Friday, October 10, 2014

Five for Friday: The Gifts of Brokenness

I seem to be pondering brokenness frequently of late.  Be it the broken world we live in, the broken bodies we inhabit, or the broken relationships we are part of, we all are confronted with brokenness on a daily basis.  But that doesn't mean we recognize it, or learn from it as we ought.  Here are five kinds of brokenness I've been pondering and what they teach me.

1. The brokenness of physical illness: our bodies break down, they hurt, they won't function properly.  We sometimes have blessed respite from this brokenness, and at other times this eclipses many other details of our lives.  Our culture tells us to flee this at all cost: either find a cure or find a distraction.  And while I am in favor of both cure and distraction in their proper place, physical infirmity teaches us so much about our own finite-ness, our dependence on others and on God.  In my life, I have really only learned to prioritize my life by looking squarely at my own mortality.  This is a gift, albeit a difficult one to bear at times.

2. The brokenness of inability: I remember with much tenderness watching my sweet daughter-in-love learn to care for her firstborn child.
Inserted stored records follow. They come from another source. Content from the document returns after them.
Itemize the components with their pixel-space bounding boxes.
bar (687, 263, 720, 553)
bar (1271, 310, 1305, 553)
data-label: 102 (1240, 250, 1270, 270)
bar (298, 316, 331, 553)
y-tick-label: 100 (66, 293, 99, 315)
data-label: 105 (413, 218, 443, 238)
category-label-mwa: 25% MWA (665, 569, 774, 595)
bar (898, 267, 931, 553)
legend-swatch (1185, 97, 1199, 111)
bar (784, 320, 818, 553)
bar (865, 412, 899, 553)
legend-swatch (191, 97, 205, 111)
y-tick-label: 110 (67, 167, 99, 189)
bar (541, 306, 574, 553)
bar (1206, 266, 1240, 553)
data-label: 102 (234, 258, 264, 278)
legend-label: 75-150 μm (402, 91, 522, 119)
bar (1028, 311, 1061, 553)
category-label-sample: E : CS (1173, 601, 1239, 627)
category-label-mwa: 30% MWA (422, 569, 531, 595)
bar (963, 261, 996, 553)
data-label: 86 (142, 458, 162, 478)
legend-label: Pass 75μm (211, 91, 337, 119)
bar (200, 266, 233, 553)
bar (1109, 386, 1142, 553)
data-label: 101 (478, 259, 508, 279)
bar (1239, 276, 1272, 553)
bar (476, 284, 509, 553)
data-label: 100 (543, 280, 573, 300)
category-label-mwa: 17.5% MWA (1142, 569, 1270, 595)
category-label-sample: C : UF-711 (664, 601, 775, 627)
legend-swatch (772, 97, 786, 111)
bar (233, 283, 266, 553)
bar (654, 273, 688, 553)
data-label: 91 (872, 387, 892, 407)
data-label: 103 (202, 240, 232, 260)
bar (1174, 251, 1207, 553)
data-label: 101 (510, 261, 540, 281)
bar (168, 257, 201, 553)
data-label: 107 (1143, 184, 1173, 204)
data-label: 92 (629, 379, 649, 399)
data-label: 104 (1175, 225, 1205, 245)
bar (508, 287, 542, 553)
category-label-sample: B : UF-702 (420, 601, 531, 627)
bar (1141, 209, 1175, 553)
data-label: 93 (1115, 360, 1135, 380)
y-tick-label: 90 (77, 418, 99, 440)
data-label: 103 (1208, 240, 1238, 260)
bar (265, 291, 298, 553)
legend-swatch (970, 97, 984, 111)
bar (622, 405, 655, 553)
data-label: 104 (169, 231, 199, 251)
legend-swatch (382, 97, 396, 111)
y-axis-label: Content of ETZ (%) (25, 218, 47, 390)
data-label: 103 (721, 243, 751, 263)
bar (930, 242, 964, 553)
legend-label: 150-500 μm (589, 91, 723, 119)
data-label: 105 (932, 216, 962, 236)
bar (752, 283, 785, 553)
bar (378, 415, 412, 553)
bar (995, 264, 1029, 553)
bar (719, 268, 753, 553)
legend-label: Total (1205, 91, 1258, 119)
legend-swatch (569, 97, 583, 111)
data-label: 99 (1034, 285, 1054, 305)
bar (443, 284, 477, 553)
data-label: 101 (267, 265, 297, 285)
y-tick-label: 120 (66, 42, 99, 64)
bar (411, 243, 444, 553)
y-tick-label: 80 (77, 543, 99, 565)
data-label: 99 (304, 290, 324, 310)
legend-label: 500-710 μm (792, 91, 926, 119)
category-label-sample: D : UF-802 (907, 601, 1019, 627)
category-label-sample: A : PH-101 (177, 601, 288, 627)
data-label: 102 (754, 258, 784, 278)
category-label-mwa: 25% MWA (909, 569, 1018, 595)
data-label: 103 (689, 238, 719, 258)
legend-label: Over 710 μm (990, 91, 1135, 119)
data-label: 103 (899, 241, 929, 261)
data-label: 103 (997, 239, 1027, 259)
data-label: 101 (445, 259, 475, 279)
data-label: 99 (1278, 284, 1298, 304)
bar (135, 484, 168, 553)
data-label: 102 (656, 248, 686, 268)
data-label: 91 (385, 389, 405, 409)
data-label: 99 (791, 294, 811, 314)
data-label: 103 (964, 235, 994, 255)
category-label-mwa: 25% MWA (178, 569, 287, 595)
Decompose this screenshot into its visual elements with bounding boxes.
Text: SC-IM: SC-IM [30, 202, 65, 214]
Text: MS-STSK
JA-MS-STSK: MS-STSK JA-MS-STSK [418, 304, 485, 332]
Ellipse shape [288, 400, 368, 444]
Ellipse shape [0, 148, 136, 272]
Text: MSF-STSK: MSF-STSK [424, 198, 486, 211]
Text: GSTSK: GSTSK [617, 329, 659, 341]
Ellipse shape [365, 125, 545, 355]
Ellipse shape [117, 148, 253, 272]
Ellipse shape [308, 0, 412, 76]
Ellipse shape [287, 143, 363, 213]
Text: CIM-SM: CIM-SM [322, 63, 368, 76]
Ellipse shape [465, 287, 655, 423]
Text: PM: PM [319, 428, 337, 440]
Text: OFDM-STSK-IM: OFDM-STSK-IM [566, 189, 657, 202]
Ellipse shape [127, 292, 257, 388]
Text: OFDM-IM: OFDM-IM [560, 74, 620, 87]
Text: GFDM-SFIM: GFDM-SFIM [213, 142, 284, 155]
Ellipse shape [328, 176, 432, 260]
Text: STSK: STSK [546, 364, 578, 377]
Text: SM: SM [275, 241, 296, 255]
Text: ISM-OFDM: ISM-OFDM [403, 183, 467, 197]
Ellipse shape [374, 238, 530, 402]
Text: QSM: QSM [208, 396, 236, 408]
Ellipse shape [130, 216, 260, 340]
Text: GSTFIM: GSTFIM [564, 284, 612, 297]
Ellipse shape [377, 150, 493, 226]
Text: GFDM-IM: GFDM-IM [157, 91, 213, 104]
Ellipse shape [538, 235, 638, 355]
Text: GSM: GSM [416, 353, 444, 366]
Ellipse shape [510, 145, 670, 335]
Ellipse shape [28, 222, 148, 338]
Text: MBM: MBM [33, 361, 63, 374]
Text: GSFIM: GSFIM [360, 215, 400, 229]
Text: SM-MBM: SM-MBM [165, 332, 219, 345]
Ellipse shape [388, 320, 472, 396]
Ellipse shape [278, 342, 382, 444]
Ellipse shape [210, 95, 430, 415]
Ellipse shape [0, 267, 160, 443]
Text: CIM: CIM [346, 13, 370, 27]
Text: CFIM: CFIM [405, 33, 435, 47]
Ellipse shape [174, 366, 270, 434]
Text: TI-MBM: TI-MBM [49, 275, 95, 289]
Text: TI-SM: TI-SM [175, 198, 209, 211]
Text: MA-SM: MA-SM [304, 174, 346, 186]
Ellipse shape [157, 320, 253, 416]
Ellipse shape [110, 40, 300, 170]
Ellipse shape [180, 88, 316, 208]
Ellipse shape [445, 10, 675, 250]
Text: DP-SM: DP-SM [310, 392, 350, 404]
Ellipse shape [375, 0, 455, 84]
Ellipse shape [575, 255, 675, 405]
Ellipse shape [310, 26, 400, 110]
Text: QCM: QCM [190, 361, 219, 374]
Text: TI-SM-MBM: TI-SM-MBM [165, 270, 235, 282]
She was the baby born early, who spent the first weeks of her life in a NICU, and for whom her mama (and all the rest of us) could do very little but wait.  Mama's heart wanted to hold, fix, bless.  But she could do very little,and it broke that heart.  But in the breaking something new and more tender and precious was born. When we come to the end of ourselves and can do no more, we are thrown at the foot of the cross, at the feet of Christ, because we have no where else to go.  Another good gift.

3. The brokenness of my own sin: with St. Paul, I do the very things I hate, and fail to do those things I intend.  Wretched woman that I am, when will I learn?  I do the same stupid and revolting things over and over again, feel the weight of the guilt, and repent yet again. How can I stop this viscous cycle?  But when Paul called himself wretched, he didn't ask how he could stop being wretched.  He asked a much better question: Who can save me from this body of death?  The answer is Jesus, of course. He lived a perfect life, and then gave it up because I couldn't. Knowing this is, again, a  great gift.

4. The brokenness in the sin of others: I feel increasingly that we live in a culture running at a full gallop towards its own destruction. I see people justifying any number of forms of sin or pure madness all in the name of their sacred autonomy. This mad dash seems to ruin everything and leaves me feeling very old and curmudgeonly.  But as soon as I forget that every sin others do is a sin I could do but for God's grace interrupting me, then I run the risk of falling into the same or similar sin.  If I respond to the sin of others in pride instead of a broken heart, I join them in my rush to destruction.  Self-righteousness is more fun and distracting, but the brokenness that comes from really seeing the sin of others for what it is creates tender hearts that God can use for healing and peace.  What a gift.

5. The brokenness of relationships: we all sabotage our relationships with others in our own selfishness, and those others return in kind.  We can't help it.  It is consistent with our fallen nature.  We pick up offenses or hand them out, we don't forgive others as we ought, nor even forgive ourselves.  Every relationship, horizontal or vertical, is tainted with brokenness.  The only way to reconciliation is through Him who came with healing in His wings. He was broken in every way, and willingly, for me and for you, Gentle Reader. He is our peace. And His peace enables us to extend wholeness to one another.

Yesterday a dear friend reminded me that we out not to shun suffering because of the great good God works through it.  And brokenness, too, is a sharp tool in the hands of the Great Physician.  It cuts deep, and hurts, but like Ustace freed from his dragon skin, we find the pain from the cuts that excise the disease bring lasting joy.  May I rest there in my brokenness.


Quotidian Life said...

Dear Chris,

Thank you for taking the time to articulate your ponderings. I've been pondering some of these kinds of brokenness as well, particularly the brokenness of sin and relationships. As I prayerfully carry the burden of dear friends who are hurting for lost children, I think that the brokenness of relationships cuts the deepest. At least that is how it seems to me right now. And I'm pondering how that may reflect the heart of our Heavenly Father, whose image we bear. I have not (yet) faced the physical challenges that you have in recent year, but yes, I too am helped by considering my own mortality. Thanks for sharing your journey. I'm thanking God for His faithfulness to you and your family throughout the health trials you have faced in the past months.

MagistraCarminum said...

Thank you, Melissa! And I am thinking dealing with some of the situations you have faced (living overseas, far from family, and dealing with health issues in our children) have taken you down similar paths. God is so good to bring us friends along the way!